As the boom in whaling ended after World War II Salvesen moved into the trawler business and also bought a cold store in Grimsby. It traded primarily in housebuilding, general food freezing and oil before moving back into the transport business by buying Swift Services.
[edit] Post-whaling
Salvesens exited the whaling industry in 1963 and reinvented itself as a major European transport and logistics company. In 1985, after many very successful entrepreneurial years, the company went public as a diversified industrial group, with interests in shipping, brick manufacture, housebuilding, cold storage and distribution and generator hire. As a public company the business focussed on European logistics, buying Swift Transport Services in 1993. The non-logistics businesses were sold during this period.

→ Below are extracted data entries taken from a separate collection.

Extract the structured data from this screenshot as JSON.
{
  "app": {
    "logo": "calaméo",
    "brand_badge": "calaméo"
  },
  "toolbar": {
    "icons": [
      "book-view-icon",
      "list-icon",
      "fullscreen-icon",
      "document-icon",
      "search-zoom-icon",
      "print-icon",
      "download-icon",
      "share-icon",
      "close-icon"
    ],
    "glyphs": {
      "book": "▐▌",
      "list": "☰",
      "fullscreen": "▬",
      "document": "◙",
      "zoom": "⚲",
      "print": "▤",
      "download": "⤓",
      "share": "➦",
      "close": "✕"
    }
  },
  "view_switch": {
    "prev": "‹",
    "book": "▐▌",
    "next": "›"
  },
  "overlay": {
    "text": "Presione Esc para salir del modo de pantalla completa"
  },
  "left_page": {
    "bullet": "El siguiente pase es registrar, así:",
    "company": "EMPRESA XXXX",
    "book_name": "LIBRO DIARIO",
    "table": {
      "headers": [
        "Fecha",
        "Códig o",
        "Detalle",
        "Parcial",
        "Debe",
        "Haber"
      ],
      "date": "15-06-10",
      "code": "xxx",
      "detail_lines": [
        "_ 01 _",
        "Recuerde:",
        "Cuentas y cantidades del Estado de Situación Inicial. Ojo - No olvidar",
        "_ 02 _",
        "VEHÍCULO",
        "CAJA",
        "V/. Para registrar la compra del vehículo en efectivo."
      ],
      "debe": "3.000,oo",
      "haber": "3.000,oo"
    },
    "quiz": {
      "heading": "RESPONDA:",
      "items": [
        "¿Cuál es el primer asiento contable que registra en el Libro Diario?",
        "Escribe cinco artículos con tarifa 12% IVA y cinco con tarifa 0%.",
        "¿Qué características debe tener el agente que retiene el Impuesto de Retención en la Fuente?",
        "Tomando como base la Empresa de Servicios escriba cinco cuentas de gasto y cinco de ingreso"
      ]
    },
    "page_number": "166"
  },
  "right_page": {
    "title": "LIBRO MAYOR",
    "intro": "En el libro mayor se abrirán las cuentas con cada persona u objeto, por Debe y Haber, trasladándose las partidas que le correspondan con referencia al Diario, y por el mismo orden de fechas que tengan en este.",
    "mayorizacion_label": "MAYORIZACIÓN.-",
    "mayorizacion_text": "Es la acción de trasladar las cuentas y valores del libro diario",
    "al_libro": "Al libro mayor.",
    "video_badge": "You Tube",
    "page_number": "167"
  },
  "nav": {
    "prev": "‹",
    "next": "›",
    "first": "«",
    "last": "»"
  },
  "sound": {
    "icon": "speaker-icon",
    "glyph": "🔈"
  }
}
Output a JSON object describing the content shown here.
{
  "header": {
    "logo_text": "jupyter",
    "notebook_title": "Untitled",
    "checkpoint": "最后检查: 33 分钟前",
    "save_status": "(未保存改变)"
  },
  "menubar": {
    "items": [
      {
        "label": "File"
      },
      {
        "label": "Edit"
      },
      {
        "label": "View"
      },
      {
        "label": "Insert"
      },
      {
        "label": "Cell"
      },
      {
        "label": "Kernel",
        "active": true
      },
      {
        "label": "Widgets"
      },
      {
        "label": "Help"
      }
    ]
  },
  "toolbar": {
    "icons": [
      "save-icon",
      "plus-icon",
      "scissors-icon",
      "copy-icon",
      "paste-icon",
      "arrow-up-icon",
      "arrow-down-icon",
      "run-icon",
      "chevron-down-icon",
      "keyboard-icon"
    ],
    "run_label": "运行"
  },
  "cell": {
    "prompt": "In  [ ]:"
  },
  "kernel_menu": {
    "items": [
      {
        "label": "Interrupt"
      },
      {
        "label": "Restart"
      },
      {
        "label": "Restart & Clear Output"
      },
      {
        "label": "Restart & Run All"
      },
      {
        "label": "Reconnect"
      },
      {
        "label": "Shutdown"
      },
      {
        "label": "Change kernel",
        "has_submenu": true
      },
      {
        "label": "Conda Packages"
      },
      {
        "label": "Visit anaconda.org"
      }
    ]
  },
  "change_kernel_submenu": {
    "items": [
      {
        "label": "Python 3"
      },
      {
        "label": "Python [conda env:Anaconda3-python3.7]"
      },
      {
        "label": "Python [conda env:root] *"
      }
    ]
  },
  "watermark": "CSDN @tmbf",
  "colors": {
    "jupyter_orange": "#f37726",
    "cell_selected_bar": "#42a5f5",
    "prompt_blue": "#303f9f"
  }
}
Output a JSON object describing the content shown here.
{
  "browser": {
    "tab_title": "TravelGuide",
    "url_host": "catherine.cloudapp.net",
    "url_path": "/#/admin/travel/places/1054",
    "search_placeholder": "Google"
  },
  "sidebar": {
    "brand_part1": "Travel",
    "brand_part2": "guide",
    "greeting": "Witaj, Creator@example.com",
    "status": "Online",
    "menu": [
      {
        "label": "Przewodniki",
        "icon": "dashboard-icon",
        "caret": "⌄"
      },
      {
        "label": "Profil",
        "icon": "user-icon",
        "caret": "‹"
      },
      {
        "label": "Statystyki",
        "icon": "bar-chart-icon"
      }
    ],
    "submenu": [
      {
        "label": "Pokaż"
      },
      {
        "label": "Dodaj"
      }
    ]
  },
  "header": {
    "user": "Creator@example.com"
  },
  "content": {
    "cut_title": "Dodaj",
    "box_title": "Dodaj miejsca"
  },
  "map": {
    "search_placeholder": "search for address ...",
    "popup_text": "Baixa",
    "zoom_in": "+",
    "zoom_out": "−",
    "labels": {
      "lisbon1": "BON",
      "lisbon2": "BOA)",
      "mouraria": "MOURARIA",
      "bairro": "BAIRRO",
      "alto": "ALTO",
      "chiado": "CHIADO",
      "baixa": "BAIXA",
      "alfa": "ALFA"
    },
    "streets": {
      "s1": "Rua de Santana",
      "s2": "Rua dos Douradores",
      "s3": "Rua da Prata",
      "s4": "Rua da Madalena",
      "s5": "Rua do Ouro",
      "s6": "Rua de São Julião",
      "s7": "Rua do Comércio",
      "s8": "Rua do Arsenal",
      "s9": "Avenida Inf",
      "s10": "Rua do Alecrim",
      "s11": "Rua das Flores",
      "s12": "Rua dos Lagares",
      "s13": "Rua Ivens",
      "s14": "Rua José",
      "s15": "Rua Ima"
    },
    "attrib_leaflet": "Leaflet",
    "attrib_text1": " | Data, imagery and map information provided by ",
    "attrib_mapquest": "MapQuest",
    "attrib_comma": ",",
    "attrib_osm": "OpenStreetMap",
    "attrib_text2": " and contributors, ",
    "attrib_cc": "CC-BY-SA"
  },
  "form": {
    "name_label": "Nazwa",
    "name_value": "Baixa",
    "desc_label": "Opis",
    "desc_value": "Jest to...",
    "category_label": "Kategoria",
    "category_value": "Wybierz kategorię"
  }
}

In 2001 the company had 13,630 employees worldwide and annual sales of £830 million.
Salvesen have had mixed fortunes since the early 1990s. A potential take-over by Hays plc in 1996 which could have valued the shares in the 350-400 pence range did not result in a formal offer. This did however lead to the spin-off of the generator hire business, Aggreko in 1997 and the arrival of a new Chief Executive, Edward Roderick, a robust-toward-rude Scouser who lead the business until his sacking in 2004. During this period a Swedish investor Custos discussed buying the company, and yet again no formal offer was issued to shareholders.
In 2004 a merger was proposed with Tdg plc but this failed largely it seems to the pre-merger positioning of key executives from both companies. Today Salvesen is a financial shadow of its former self, a share price in the low 70p's level needing to pay proportionally large and unaffordable dividends to its shareholders. It does however remain one of the UK and Western Europe's major logistics companies with a reputation for sound operations.
On the October 2, 2007, the board recommended an offer by French-listed Norbert Dentressangle for £284.4 million to buy Christian Salvesen.